Mode = 5 - 1 / 5 + 11 - 2 = 4 / 14 = 0.2857143

  1. The next day, John analyzes from year 1990, building off their analysis from the previous day:
#1990 data
bechdel_90 <- bechdel |> 
  filter(year=="1990")

bechdel_90 |> 
  tabyl(binary) |> 
  adorn_totals("row")
##  binary  n percent
##    FAIL  9     0.6
##    PASS  6     0.4
##   Total 15     1.0

This provides a y of 6 and n = 15. To update the previous Beta(5,11) with this data gives us a new posterior of Beta(11,20).

Mean = 11 / 11 + 20 = 0.3548387

Mode = 11 - 1 / 11 + 20 - 2 = 0.3448276

  1. The third day, John analyzed movies from the year 2000 building off the past two days’ analyses:
#data from year 2000

bechdel_00 <- bechdel |> 
  filter(year=="2000")

bechdel_00 |> 
  tabyl(binary) |> 
  adorn_totals("row")
##  binary  n   percent
##    FAIL 34 0.5396825
##    PASS 29 0.4603175
##   Total 63 1.0000000

This gives y = 29, n = 63. Updating the Beta(11,20) gives a new posterior of Beta(40,54).

Mean = 40 / 40 + 54 = 0.4255319

Mode = 40 - 1 / 40 + 54 - 2 = 0.423913

  1. Jenna also starts her analysis with Beta(1,1) prior but analyzes movies from 1980, 1990, and 2000 all in one day:
#looking at data from the 80s,90s,00s all at once
bechdel_yrs <- bechdel |> 
  filter(year=="1980" | year=="1990" | year=="2000")

bechdel_yrs |> 
  tabyl(binary) |> 
  adorn_totals("row")
##  binary  n  percent
##    FAIL 53 0.576087
##    PASS 39 0.423913
##   Total 92 1.000000

This gives a total of y = 39 and n = 92 for all of those years.
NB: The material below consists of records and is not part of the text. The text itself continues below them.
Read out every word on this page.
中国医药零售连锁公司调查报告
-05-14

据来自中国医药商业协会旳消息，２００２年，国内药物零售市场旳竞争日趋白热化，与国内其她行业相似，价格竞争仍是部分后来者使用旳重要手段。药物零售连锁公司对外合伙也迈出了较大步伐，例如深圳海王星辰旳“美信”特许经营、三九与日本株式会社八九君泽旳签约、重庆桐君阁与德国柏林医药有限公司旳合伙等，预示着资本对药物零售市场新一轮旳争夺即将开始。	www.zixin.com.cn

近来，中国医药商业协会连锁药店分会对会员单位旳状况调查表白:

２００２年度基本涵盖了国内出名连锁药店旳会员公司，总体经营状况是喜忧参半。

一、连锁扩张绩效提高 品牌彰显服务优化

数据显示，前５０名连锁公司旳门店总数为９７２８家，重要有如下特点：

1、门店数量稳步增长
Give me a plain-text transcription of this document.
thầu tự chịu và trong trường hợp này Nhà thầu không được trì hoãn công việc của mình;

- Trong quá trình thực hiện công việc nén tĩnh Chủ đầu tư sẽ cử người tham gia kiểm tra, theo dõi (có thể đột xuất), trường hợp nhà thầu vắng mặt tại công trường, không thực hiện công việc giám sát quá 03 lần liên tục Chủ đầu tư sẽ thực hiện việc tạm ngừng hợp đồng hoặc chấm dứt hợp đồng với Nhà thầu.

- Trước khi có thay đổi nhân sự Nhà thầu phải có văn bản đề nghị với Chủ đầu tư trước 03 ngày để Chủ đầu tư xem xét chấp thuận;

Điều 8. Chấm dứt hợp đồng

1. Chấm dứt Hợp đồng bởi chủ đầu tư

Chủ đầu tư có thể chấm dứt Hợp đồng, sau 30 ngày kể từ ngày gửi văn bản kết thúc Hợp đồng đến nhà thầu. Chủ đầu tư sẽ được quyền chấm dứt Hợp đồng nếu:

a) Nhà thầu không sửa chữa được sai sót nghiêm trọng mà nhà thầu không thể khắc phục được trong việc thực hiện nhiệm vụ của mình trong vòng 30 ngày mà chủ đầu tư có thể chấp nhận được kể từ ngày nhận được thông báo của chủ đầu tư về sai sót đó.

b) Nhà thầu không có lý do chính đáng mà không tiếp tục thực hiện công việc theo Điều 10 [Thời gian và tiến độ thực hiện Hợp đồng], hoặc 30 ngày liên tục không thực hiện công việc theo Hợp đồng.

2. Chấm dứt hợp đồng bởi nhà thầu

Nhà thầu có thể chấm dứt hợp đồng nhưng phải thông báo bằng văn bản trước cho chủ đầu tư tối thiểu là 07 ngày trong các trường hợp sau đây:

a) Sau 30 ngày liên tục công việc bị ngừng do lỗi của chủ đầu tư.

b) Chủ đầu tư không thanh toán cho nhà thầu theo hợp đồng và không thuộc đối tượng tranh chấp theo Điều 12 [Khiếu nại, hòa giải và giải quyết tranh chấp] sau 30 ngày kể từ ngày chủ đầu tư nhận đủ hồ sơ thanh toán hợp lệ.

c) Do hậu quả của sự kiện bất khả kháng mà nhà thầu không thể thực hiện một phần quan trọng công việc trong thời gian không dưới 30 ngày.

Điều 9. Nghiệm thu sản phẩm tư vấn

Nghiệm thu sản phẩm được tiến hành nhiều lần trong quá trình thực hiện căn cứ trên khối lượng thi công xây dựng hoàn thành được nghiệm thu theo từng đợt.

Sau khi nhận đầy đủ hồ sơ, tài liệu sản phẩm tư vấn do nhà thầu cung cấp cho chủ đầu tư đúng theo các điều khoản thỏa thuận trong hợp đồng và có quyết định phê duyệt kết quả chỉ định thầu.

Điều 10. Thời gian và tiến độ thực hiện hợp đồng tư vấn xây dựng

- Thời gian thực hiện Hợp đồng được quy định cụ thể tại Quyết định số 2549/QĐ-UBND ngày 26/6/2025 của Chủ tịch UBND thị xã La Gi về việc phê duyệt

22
This would gives a posterior of Beta(40,54). This matches the posterior we got from the sequential analysis.

The mean and mode can be calculated the same way as in the sequential case.

Mean = 40 / 40 + 54 = 0.4255319

Mode = 40 - 1 / 40 + 54 - 2 = 0.423913

Question 4.20: Bayesian and Frequentist - Sequential Edition

We can use Bayes to sequentially update our understanding of a parameter of interest. How is this different from what a frequentist approach would be? How is it similar?

Frequentist methods would just take the new data presented as a representation of the proportion of movies that pass the bechdel test without taking the prior into account. So each day, the most recent understanding would update with the data regardless of the priors we get, causing a lot more variance in how we see the stat day to day. It is similar in that if a frequentist adds yesterday’s data to make it cummulative, it should give a similar answer between the sequential analysis and the total. I.e., if day one the data they use is 4/14 then day 2 they use 4 + 6 / 14 + 15 = 10 / 29 etc. then the last day will produce the same value as if they took all pieces of data at once.